De casa al trabajo (o Crónica larga de un viaje corto)

Tiempo de lectura: 11 minutos (Queda advertido)


Me desperté, como todas las mañanas, a las cinco y cincuenta y cinco de la mañana.

Como todas las mañanas también afeité mi barba, cepillé mis dientes, me bañé, me cambié, tomé un vaso de agua helada, mastiqué un "mentolyptus negro", cargué mis anteojos y mi pendrive en mi mochila.

Preparé en mi bolsillo dos monedas de cincuenta centavos, cuidando que no se tratase de aquellas "extrañas" que no funcionan en las máquinas expendedoras de boletos, y medio paquete de mentolyptus negros (creo que ahora ya no le dicen así sino que los llaman "Halls Strong").

Salí al hall del piso y encendí mi teléfono móvil que soltó su bienvenida: "-Hoy puede ser un gran día" leí en la pantalla.

Llamé al ascensor.

Otra vez.

Una vez mas...

Tal parece no funcionaba pero no eran horas de andar hostigando al portero. Perdón, al "encargado".

Bajé a oscuras todos los pisos cuando, llegando al primero, el ascensor se puso en funcionamiento.

"-Mala suerte" me dije, pero bajar no fue tan grave. Peor hubiera sido subir.

Puse la llave en la puerta de salida y la giré. Corrijo, "intenté" girarla... Pero no giraba.

Entonces me di cuenta que la llave que había puesto no era la del edificio sino la de la casa de mi abuela que es del mismo estilo, "llaves computadas" le dicen los cerrajeros.

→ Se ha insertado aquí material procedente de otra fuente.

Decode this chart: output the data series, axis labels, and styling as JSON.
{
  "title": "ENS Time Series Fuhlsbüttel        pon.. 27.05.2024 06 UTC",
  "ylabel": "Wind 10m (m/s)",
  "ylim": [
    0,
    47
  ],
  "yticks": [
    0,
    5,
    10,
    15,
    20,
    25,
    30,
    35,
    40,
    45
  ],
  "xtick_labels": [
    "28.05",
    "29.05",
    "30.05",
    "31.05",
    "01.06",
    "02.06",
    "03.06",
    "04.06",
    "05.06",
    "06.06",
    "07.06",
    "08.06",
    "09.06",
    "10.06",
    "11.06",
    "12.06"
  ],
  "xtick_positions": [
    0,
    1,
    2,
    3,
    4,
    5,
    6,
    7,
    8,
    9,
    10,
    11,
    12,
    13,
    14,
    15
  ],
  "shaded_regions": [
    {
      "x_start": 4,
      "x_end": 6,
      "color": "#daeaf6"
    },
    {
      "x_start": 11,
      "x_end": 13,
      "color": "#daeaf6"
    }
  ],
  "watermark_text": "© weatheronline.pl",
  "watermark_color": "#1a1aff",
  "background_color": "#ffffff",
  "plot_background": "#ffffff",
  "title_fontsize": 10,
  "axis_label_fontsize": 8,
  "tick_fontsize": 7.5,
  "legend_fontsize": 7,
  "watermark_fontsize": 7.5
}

La soslayé un par de veces, la saqué y puse la correcta. Abrió.

Salí con el paso un tanto apurado. Era muy temprano para que el termómetro marcara veintiséis grados de temperatura. La transpiración se hizo presente a los veinte metros de trayecto.

Sólo tres cuadras son las que debo recorrer para llegar a la parada del colectivo. Pero igual debo atravesar dos cruces de avenidas en el breve trayecto.

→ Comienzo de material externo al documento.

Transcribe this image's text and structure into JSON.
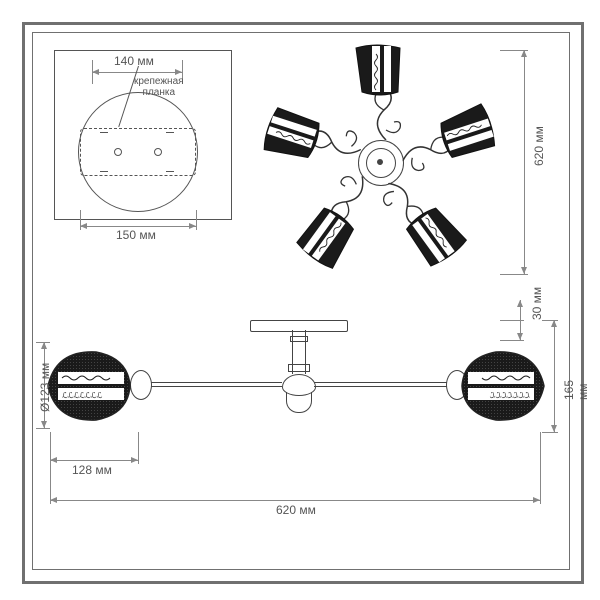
{
  "frame": {
    "outer_color": "#707070",
    "inner_color": "#707070"
  },
  "mounting_plate": {
    "label_top": "140 мм",
    "label_caption_line1": "крепежная",
    "label_caption_line2": "планка",
    "width_label": "150 мм"
  },
  "top_view": {
    "width_label": "620 мм",
    "arm_count": 5,
    "shade_body_color": "#1a1a1a",
    "shade_band_color": "#ffffff",
    "line_color": "#333333"
  },
  "side_view": {
    "diameter_label": "Ø123 мм",
    "shade_width_label": "128 мм",
    "total_width_label": "620 мм",
    "mount_height_label": "30 мм",
    "total_height_label": "165 мм",
    "shade_body_color": "#1a1a1a",
    "line_color": "#333333"
  },
  "colors": {
    "dim": "#888888",
    "text": "#555555",
    "stroke": "#444444",
    "bg": "#ffffff"
  }
}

El primer cruce resulta siempre problemático porque a la misma hora en que yo transito por allí, un camión de La Serenísima (o Mastellone Hnos.), generalmente el "Móvil 751", se encuentra descargando mercadería en el supermercado Coto.

Para llevar a cabo la descarga, y que esta no resulte traumática para los muchachos del camión, estacionan el enorme vehículo en la ochava misma, sobre la senda peatonal y negando la visualización del semáforo de cruce.

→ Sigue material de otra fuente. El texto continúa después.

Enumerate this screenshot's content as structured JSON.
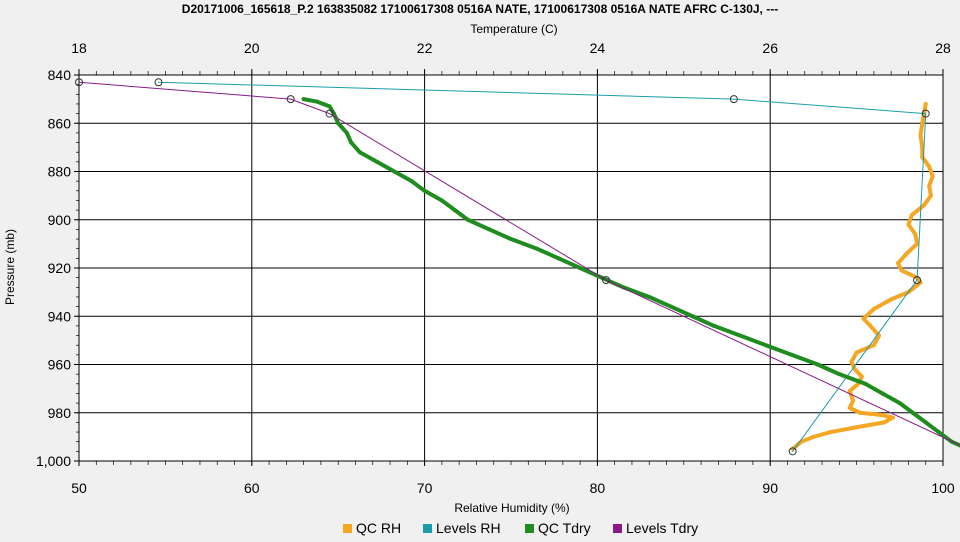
{
  "chart_data": {
    "type": "line",
    "title": "D20171006_165618_P.2 163835082 17100617308 0516A NATE, 17100617308 0516A NATE AFRC C-130J, ---",
    "top_axis_label": "Temperature (C)",
    "bottom_axis_label": "Relative Humidity (%)",
    "left_axis_label": "Pressure (mb)",
    "temperature_axis": {
      "range": [
        18,
        28
      ],
      "ticks": [
        "18",
        "20",
        "22",
        "24",
        "26",
        "28"
      ]
    },
    "humidity_axis": {
      "range": [
        50,
        100
      ],
      "ticks": [
        "50",
        "60",
        "70",
        "80",
        "90",
        "100"
      ]
    },
    "pressure_axis": {
      "range": [
        840,
        1000
      ],
      "inverted": true,
      "ticks": [
        "840",
        "860",
        "880",
        "900",
        "920",
        "940",
        "960",
        "980",
        "1,000"
      ]
    },
    "grid": true,
    "legend_position": "bottom",
    "colors": {
      "qc_rh": "#F5A623",
      "levels_rh": "#1A9DA8",
      "qc_tdry": "#1E8C1E",
      "levels_tdry": "#8A1A8A",
      "background": "#F0F0F0",
      "plot_background": "#FFFFFF",
      "grid": "#000000"
    },
    "series": [
      {
        "name": "QC RH",
        "axis": "humidity",
        "points": [
          [
            99,
            852
          ],
          [
            98.9,
            856
          ],
          [
            98.8,
            860
          ],
          [
            98.7,
            865
          ],
          [
            98.8,
            870
          ],
          [
            98.8,
            874
          ],
          [
            99.2,
            878
          ],
          [
            99.4,
            882
          ],
          [
            99.2,
            886
          ],
          [
            99.3,
            890
          ],
          [
            98.9,
            894
          ],
          [
            98.2,
            898
          ],
          [
            98,
            902
          ],
          [
            98.4,
            906
          ],
          [
            98.5,
            910
          ],
          [
            97.9,
            914
          ],
          [
            97.4,
            918
          ],
          [
            97.6,
            921
          ],
          [
            98.5,
            924
          ],
          [
            98.7,
            926
          ],
          [
            98,
            930
          ],
          [
            97,
            933
          ],
          [
            96,
            937
          ],
          [
            95.4,
            941
          ],
          [
            95.8,
            944
          ],
          [
            96.3,
            948
          ],
          [
            96,
            952
          ],
          [
            95,
            955
          ],
          [
            94.7,
            959
          ],
          [
            94.9,
            962
          ],
          [
            95.3,
            965
          ],
          [
            95.1,
            968
          ],
          [
            94.6,
            971
          ],
          [
            94.8,
            975
          ],
          [
            94.6,
            978
          ],
          [
            95.2,
            980
          ],
          [
            96.5,
            981
          ],
          [
            97.1,
            982
          ],
          [
            96.6,
            984
          ],
          [
            95,
            986
          ],
          [
            93.5,
            988
          ],
          [
            92.5,
            990
          ],
          [
            91.8,
            992
          ],
          [
            91.3,
            995
          ]
        ]
      },
      {
        "name": "Levels RH",
        "axis": "humidity",
        "points": [
          [
            54.6,
            843
          ],
          [
            87.9,
            850
          ],
          [
            99,
            856
          ],
          [
            98.5,
            925
          ],
          [
            91.3,
            996
          ]
        ]
      },
      {
        "name": "QC Tdry",
        "axis": "temperature",
        "points": [
          [
            20.6,
            850
          ],
          [
            20.75,
            851
          ],
          [
            20.9,
            853
          ],
          [
            20.95,
            856
          ],
          [
            21,
            860
          ],
          [
            21.1,
            864
          ],
          [
            21.15,
            868
          ],
          [
            21.25,
            872
          ],
          [
            21.45,
            876
          ],
          [
            21.65,
            880
          ],
          [
            21.85,
            884
          ],
          [
            22,
            888
          ],
          [
            22.2,
            892
          ],
          [
            22.35,
            896
          ],
          [
            22.5,
            900
          ],
          [
            22.75,
            904
          ],
          [
            23,
            908
          ],
          [
            23.3,
            912
          ],
          [
            23.55,
            916
          ],
          [
            23.8,
            920
          ],
          [
            24.05,
            924
          ],
          [
            24.3,
            928
          ],
          [
            24.6,
            932
          ],
          [
            24.85,
            936
          ],
          [
            25.1,
            940
          ],
          [
            25.35,
            944
          ],
          [
            25.65,
            948
          ],
          [
            25.95,
            952
          ],
          [
            26.25,
            956
          ],
          [
            26.55,
            960
          ],
          [
            26.8,
            964
          ],
          [
            27.1,
            968
          ],
          [
            27.3,
            972
          ],
          [
            27.5,
            976
          ],
          [
            27.65,
            980
          ],
          [
            27.8,
            984
          ],
          [
            27.95,
            988
          ],
          [
            28.1,
            992
          ],
          [
            28.35,
            996
          ]
        ]
      },
      {
        "name": "Levels Tdry",
        "axis": "temperature",
        "points": [
          [
            18,
            843
          ],
          [
            20.45,
            850
          ],
          [
            20.9,
            856
          ],
          [
            24.1,
            925
          ],
          [
            28.35,
            996
          ]
        ]
      }
    ]
  },
  "legend": [
    {
      "label": "QC RH",
      "color": "#F5A623"
    },
    {
      "label": "Levels RH",
      "color": "#1A9DA8"
    },
    {
      "label": "QC Tdry",
      "color": "#1E8C1E"
    },
    {
      "label": "Levels Tdry",
      "color": "#8A1A8A"
    }
  ]
}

Esto obliga a que quienes intentamos cruzar ésa avenida debamos caminar por la mitad de la otra avenida (que la cruza) a contramano del tránsito y exponiéndonos a que un ciento sesenta y ocho nos estampe contra su frontal fuselaje.

Todos los días juro que me voy a quejar con la empresa pero lo hice sólo una vez. Jamás me contestaron pero durante los tres días subsiguientes a mi reclamo estacionaron bien...

Sorteado al primer cruce me dirigí raudo hacia mi cercano destino.

Intenté cruzar rápido en el otro cruce de avenidas porque de la otra mano estaba parado el colectivo que me traslada a diario al trabajo.

El semáforo peatonal estaba de mi parte exhibiendo el "hombrecito blanco".

Pero un colectivo de la línea veintinueve que doblaba no y, cruzando con luz roja, giró a la derecha como apuntándome.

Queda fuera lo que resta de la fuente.